Good description of the fraternity hero ensemble, Greg. I enjoyed the battle of the dueling mentors. Cole is being guided by James, who is a positive mentor in terms of offering professional guidance. But Cole is also under the influence of Paige (Jon Bernthal), a man who has no qualms about finding a legal way to steal homes from financially struggling homeowners. Cole is transformed by both mentors; he listens to the good mentor but defies the dark one. Both mentors help shape Cole’s character in different ways and help him transform as a hero.
Also playing a pivotal role in the film is Sophie, who turns in a voluptuous performance. The romance between Cole and Sophie is telegraphed early when we see them get off to a bad start. Just for once, I’d like to see filmmakers dare to make a movie in which two lovers do not initially hate each other. If I saw this I think I’d fall out of my theater seat.
We Are Your Friends is a coming of age story for post-adolescents. It looks at four possible paths for young men including death due to overindulgence. I found that almost everything in the story was predicted from the beginning. Nothing in this movie surprised me. I couldn’t help but draw parallels to the recent Straight Outta Compton which was a far superior film. WAYF was simplistic, formulaic, and uninspiring. The Electronic Dance Music that James and Cole were supposed to be experts in seemed just as simplistic. I found myself wondering if there are festivals where thousands of people stand in the hot sun and listen to “hot licks.” I give WAYF just 2 out of 5 Reels.
Cole is a pretty good hero, even if he is cut from familiar cloth. He starts out naive and inexperienced and through the support of an older mentor becomes the man we all know he can be. Zac Efron is too good for this role and I wonder if he needs a new agent. Still, Efron takes the role seriously and displays a range of emotions from immature to chagrined to mournful and finally redeemed. I give Cole 3 out of 5 Heroes.
The supporting characters are a good collection of archetypes. As I pointed out earlier, the three other young men in the fraternity ensemble represent alternative paths that Cole could have taken. The romantic interest was an inevitable distraction. The good mentor was troubled and we’re exposed to some of his backstory. The dark mentor on the other hand was less textured but offered a good contrast. I give this group 3 out of 5 Cast points.

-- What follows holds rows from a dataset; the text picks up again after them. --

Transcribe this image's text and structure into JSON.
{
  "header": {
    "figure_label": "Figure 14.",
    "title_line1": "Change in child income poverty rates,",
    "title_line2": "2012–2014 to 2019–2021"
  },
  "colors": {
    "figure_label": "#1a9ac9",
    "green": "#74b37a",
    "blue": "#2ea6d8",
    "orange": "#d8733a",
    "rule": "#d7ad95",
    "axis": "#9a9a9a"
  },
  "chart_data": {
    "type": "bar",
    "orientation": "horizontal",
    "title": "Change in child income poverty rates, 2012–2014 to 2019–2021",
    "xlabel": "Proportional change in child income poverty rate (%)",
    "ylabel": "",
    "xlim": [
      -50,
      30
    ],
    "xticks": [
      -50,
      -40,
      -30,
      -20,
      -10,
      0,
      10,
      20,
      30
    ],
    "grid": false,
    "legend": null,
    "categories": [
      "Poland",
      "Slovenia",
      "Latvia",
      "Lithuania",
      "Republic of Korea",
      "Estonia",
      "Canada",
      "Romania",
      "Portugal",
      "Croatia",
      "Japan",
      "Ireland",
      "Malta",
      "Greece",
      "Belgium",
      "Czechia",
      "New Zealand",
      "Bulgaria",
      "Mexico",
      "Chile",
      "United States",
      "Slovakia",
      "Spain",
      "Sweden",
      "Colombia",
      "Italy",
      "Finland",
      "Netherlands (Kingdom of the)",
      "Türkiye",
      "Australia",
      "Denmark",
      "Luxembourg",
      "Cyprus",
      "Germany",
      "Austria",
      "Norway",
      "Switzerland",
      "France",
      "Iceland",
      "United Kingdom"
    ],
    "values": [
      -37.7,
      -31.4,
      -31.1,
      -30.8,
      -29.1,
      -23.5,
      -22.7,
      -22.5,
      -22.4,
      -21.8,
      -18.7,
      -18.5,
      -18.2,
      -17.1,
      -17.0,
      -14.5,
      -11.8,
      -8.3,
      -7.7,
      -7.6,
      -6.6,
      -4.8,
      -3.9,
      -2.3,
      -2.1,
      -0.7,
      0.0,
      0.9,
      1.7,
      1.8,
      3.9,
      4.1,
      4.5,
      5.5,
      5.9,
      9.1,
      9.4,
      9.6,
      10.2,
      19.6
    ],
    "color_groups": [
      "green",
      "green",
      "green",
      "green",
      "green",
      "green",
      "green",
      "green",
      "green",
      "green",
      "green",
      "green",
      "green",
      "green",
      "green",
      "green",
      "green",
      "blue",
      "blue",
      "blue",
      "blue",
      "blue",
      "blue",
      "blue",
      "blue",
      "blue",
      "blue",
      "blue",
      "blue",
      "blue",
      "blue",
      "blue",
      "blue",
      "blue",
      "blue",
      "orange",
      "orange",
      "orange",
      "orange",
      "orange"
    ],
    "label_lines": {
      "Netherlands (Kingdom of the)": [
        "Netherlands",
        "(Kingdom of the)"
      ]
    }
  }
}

We Are Your Friends is harmless entertainment about the rising career of a DJ. There is a lot of music in this movie that is not in my wheelhouse, but I could appreciate the art and the science of creating sounds that people can rock their bodies to. As I’ve mentioned, there is a lot of heart in this film, but also a lot of predictable fluff. I give We Are Your Friends a rating of 2 Reels out of 5.
The hero story has its charms and does feature our hero Cole undergoing a transformation of talent along with a transformation of moral conscience. Cole receives help along the way from James, Sophie, and his friends. His dark mentor Paige also teaches him how not to conduct oneself and prods Cole toward enlightenment. I can award Cole 3 Heroes out of 5.
The supporting characters are adequate for the task, but I wasn’t too fond of Cole’s group of friends. Cole seems too smart to tolerate their Neanderthal ways but I suppose the filmmakers wanted to inject some drama into Cole’s life for entertainment’s sake. The two mentors were interesting, and Sophie, besides having her obvious charms, played a key role in dividing Cole from his good mentor. This support group earns a rating of 3 out of 5.